The latest addition to my counter is a glass hopper supplied by Dave. I love this piece of kit. Can't stop polishing it.


----------



## glevum (Apr 4, 2013)

Just stunning....


----------



## coffeechap (Apr 5, 2012)

Absolutey beautiful, but i must say i am a little dissapointed at that naff tamp dude!!!!


----------



## Glenn (Jun 14, 2008)

This café (I really mean home...) setup is amazing.


----------



## dwalsh1 (Mar 3, 2010)

HaHa I know but the pic was nice.



coffeechap said:


> Absolutey beautiful, but i must say i am a little dissapointed at that naff tamp dude!!!!


----------



## bubbajvegas (Jan 26, 2013)

Very nice Den


----------



## GS11 (Feb 20, 2013)

Wow looking fantastic


----------



## coffeechap (Apr 5, 2012)

i think jenns at torrs work is something really special, it does look lush Den, think i might have to get one for my royal project!!


----------



## gmason (Aug 9, 2012)

Bit of a class act with all that polished chrome and glass.
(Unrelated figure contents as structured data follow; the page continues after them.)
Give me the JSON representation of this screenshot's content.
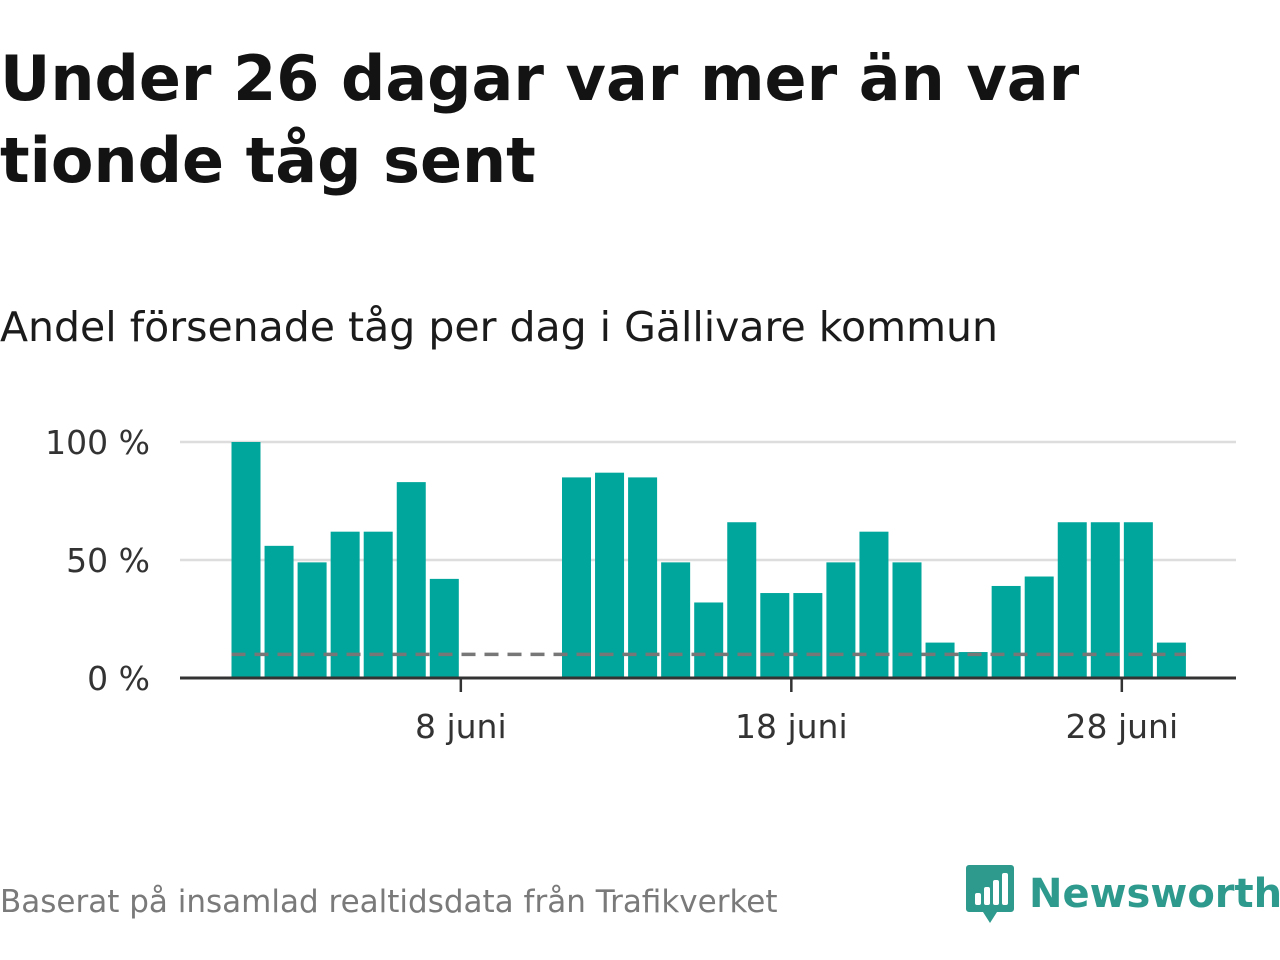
{
  "header": {
    "title": "Under 26 dagar var mer än var tionde tåg sent",
    "subtitle": "Andel försenade tåg per dag i Gällivare kommun"
  },
  "footer": {
    "source": "Baserat på insamlad realtidsdata från Trafikverket",
    "brand": "Newsworthy"
  },
  "icons": {
    "logo": "newsworthy-logo-icon"
  },
  "colors": {
    "bar": "#00a59b",
    "grid": "#dddddd",
    "reference": "#777777",
    "axis": "#333333",
    "brand": "#2e9a8e"
  },
  "chart_data": {
    "type": "bar",
    "x_dates": [
      1,
      2,
      3,
      4,
      5,
      6,
      7,
      8,
      9,
      10,
      11,
      12,
      13,
      14,
      15,
      16,
      17,
      18,
      19,
      20,
      21,
      22,
      23,
      24,
      25,
      26,
      27,
      28,
      29
    ],
    "values": [
      100,
      56,
      49,
      62,
      62,
      83,
      42,
      null,
      null,
      null,
      85,
      87,
      85,
      49,
      32,
      66,
      36,
      36,
      49,
      62,
      49,
      15,
      11,
      39,
      43,
      66,
      66,
      66,
      15
    ],
    "unit": "%",
    "ylim": [
      0,
      100
    ],
    "yticks": [
      0,
      50,
      100
    ],
    "ytick_labels": [
      "0 %",
      "50 %",
      "100 %"
    ],
    "xticks": [
      8,
      18,
      28
    ],
    "xtick_labels": [
      "8 juni",
      "18 juni",
      "28 juni"
    ],
    "reference_line": 10,
    "grid": true,
    "legend": "none"
  }
}
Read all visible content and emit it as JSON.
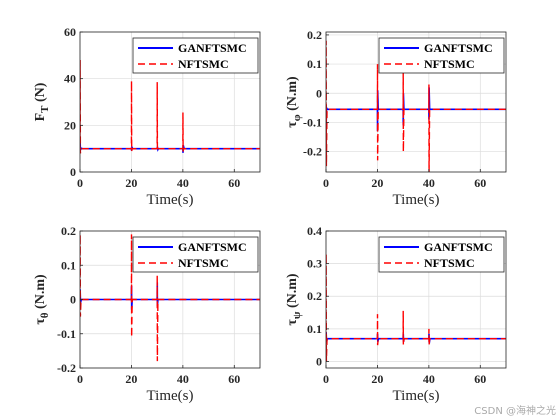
{
  "watermark": "CSDN @海神之光",
  "colors": {
    "ganftsmc": "#0000ff",
    "nftsmc": "#ff0000"
  },
  "chart_data": [
    {
      "type": "line",
      "xlabel": "Time(s)",
      "ylabel": "F_T (N)",
      "ylabel_main": "F",
      "ylabel_sub": "T",
      "ylabel_unit": " (N)",
      "xlim": [
        0,
        70
      ],
      "ylim": [
        0,
        60
      ],
      "xticks": [
        0,
        20,
        40,
        60
      ],
      "yticks": [
        0,
        20,
        40,
        60
      ],
      "ytick_labels": [
        "0",
        "20",
        "40",
        "60"
      ],
      "grid": true,
      "legend_position": "top-right",
      "baseline": 10,
      "series": [
        {
          "name": "GANFTSMC",
          "style": "solid",
          "color": "#0000ff",
          "points": [
            [
              0,
              10
            ],
            [
              0.05,
              13
            ],
            [
              0.15,
              9.4
            ],
            [
              0.4,
              10.3
            ],
            [
              1,
              10
            ],
            [
              20,
              10
            ],
            [
              20.05,
              9.2
            ],
            [
              20.2,
              10.6
            ],
            [
              20.5,
              10
            ],
            [
              30,
              10
            ],
            [
              30.1,
              10.8
            ],
            [
              30.3,
              9.6
            ],
            [
              30.5,
              10
            ],
            [
              40,
              10
            ],
            [
              40.05,
              8.2
            ],
            [
              40.15,
              11.5
            ],
            [
              40.5,
              10
            ],
            [
              70,
              10
            ]
          ]
        },
        {
          "name": "NFTSMC",
          "style": "dashed",
          "color": "#ff0000",
          "points": [
            [
              0,
              10
            ],
            [
              0.05,
              48
            ],
            [
              0.15,
              8
            ],
            [
              0.6,
              10
            ],
            [
              20,
              10
            ],
            [
              20.03,
              39
            ],
            [
              20.1,
              9
            ],
            [
              20.3,
              10
            ],
            [
              30,
              10
            ],
            [
              30.03,
              38.5
            ],
            [
              30.1,
              9
            ],
            [
              30.3,
              10
            ],
            [
              40,
              10
            ],
            [
              40.03,
              25.5
            ],
            [
              40.1,
              8.8
            ],
            [
              40.3,
              10
            ],
            [
              70,
              10
            ]
          ]
        }
      ]
    },
    {
      "type": "line",
      "xlabel": "Time(s)",
      "ylabel": "τ_φ (N.m)",
      "ylabel_main": "τ",
      "ylabel_sub": "φ",
      "ylabel_unit": " (N.m)",
      "xlim": [
        0,
        70
      ],
      "ylim": [
        -0.27,
        0.21
      ],
      "xticks": [
        0,
        20,
        40,
        60
      ],
      "yticks": [
        -0.2,
        -0.1,
        0,
        0.1,
        0.2
      ],
      "ytick_labels": [
        "-0.2",
        "-0.1",
        "0",
        "0.1",
        "0.2"
      ],
      "grid": true,
      "legend_position": "top-right",
      "baseline": -0.055,
      "series": [
        {
          "name": "GANFTSMC",
          "style": "solid",
          "color": "#0000ff",
          "points": [
            [
              0,
              -0.055
            ],
            [
              0.05,
              -0.12
            ],
            [
              0.2,
              -0.05
            ],
            [
              0.5,
              -0.055
            ],
            [
              20,
              -0.055
            ],
            [
              20.05,
              -0.13
            ],
            [
              20.1,
              0.01
            ],
            [
              20.3,
              -0.055
            ],
            [
              30,
              -0.055
            ],
            [
              30.05,
              -0.11
            ],
            [
              30.1,
              0.0
            ],
            [
              30.3,
              -0.055
            ],
            [
              40,
              -0.055
            ],
            [
              40.05,
              -0.09
            ],
            [
              40.1,
              0.02
            ],
            [
              40.3,
              -0.055
            ],
            [
              70,
              -0.055
            ]
          ]
        },
        {
          "name": "NFTSMC",
          "style": "dashed",
          "color": "#ff0000",
          "points": [
            [
              0,
              -0.055
            ],
            [
              0.05,
              0.18
            ],
            [
              0.15,
              -0.25
            ],
            [
              0.4,
              -0.055
            ],
            [
              20,
              -0.055
            ],
            [
              20.03,
              0.1
            ],
            [
              20.08,
              -0.23
            ],
            [
              20.3,
              -0.055
            ],
            [
              30,
              -0.055
            ],
            [
              30.03,
              0.09
            ],
            [
              30.08,
              -0.2
            ],
            [
              30.3,
              -0.055
            ],
            [
              40,
              -0.055
            ],
            [
              40.03,
              0.03
            ],
            [
              40.08,
              -0.27
            ],
            [
              40.3,
              -0.055
            ],
            [
              70,
              -0.055
            ]
          ]
        }
      ]
    },
    {
      "type": "line",
      "xlabel": "Time(s)",
      "ylabel": "τ_θ (N.m)",
      "ylabel_main": "τ",
      "ylabel_sub": "θ",
      "ylabel_unit": " (N.m)",
      "xlim": [
        0,
        70
      ],
      "ylim": [
        -0.2,
        0.2
      ],
      "xticks": [
        0,
        20,
        40,
        60
      ],
      "yticks": [
        -0.2,
        -0.1,
        0,
        0.1,
        0.2
      ],
      "ytick_labels": [
        "-0.2",
        "-0.1",
        "0",
        "0.1",
        "0.2"
      ],
      "grid": true,
      "legend_position": "top-right",
      "baseline": 0,
      "series": [
        {
          "name": "GANFTSMC",
          "style": "solid",
          "color": "#0000ff",
          "points": [
            [
              0,
              0
            ],
            [
              0.05,
              0.03
            ],
            [
              0.2,
              -0.01
            ],
            [
              0.5,
              0
            ],
            [
              20,
              0
            ],
            [
              20.05,
              0.04
            ],
            [
              20.1,
              -0.03
            ],
            [
              20.3,
              0
            ],
            [
              30,
              0
            ],
            [
              30.05,
              0.05
            ],
            [
              30.1,
              -0.02
            ],
            [
              30.3,
              0
            ],
            [
              70,
              0
            ]
          ]
        },
        {
          "name": "NFTSMC",
          "style": "dashed",
          "color": "#ff0000",
          "points": [
            [
              0,
              0
            ],
            [
              0.05,
              0.19
            ],
            [
              0.15,
              -0.05
            ],
            [
              0.4,
              0
            ],
            [
              20,
              0
            ],
            [
              20.03,
              0.19
            ],
            [
              20.08,
              -0.11
            ],
            [
              20.3,
              0
            ],
            [
              30,
              0
            ],
            [
              30.03,
              0.07
            ],
            [
              30.08,
              -0.18
            ],
            [
              30.3,
              0
            ],
            [
              70,
              0
            ]
          ]
        }
      ]
    },
    {
      "type": "line",
      "xlabel": "Time(s)",
      "ylabel": "τ_ψ (N.m)",
      "ylabel_main": "τ",
      "ylabel_sub": "ψ",
      "ylabel_unit": " (N.m)",
      "xlim": [
        0,
        70
      ],
      "ylim": [
        -0.02,
        0.4
      ],
      "xticks": [
        0,
        20,
        40,
        60
      ],
      "yticks": [
        0,
        0.1,
        0.2,
        0.3,
        0.4
      ],
      "ytick_labels": [
        "0",
        "0.1",
        "0.2",
        "0.3",
        "0.4"
      ],
      "grid": true,
      "legend_position": "top-right",
      "baseline": 0.07,
      "series": [
        {
          "name": "GANFTSMC",
          "style": "solid",
          "color": "#0000ff",
          "points": [
            [
              0,
              0.07
            ],
            [
              0.05,
              0.09
            ],
            [
              0.2,
              0.06
            ],
            [
              0.5,
              0.07
            ],
            [
              20,
              0.07
            ],
            [
              20.05,
              0.085
            ],
            [
              20.15,
              0.06
            ],
            [
              20.4,
              0.07
            ],
            [
              30,
              0.07
            ],
            [
              30.05,
              0.085
            ],
            [
              30.15,
              0.06
            ],
            [
              30.4,
              0.07
            ],
            [
              40,
              0.07
            ],
            [
              40.05,
              0.085
            ],
            [
              40.15,
              0.055
            ],
            [
              40.4,
              0.07
            ],
            [
              70,
              0.07
            ]
          ]
        },
        {
          "name": "NFTSMC",
          "style": "dashed",
          "color": "#ff0000",
          "points": [
            [
              0,
              0.07
            ],
            [
              0.05,
              0.33
            ],
            [
              0.15,
              0.0
            ],
            [
              0.4,
              0.07
            ],
            [
              20,
              0.07
            ],
            [
              20.03,
              0.145
            ],
            [
              20.08,
              0.05
            ],
            [
              20.3,
              0.07
            ],
            [
              30,
              0.07
            ],
            [
              30.03,
              0.155
            ],
            [
              30.08,
              0.05
            ],
            [
              30.3,
              0.07
            ],
            [
              40,
              0.07
            ],
            [
              40.03,
              0.1
            ],
            [
              40.08,
              0.05
            ],
            [
              40.3,
              0.07
            ],
            [
              70,
              0.07
            ]
          ]
        }
      ]
    }
  ]
}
Very impressive. I can see kitchen coffee corners being reworked this weekend...


----------



## MarkyP (Jan 10, 2013)

That is lovely!

I bet you're really happy!

Sent from my iPhone using Tapatalk - now Free


----------



## dwalsh1 (Mar 3, 2010)

Very happy thanks



MarkyP said:


> That is lovely!
> 
> I bet you're really happy!
> 
> Sent from my iPhone using Tapatalk - now Free


----------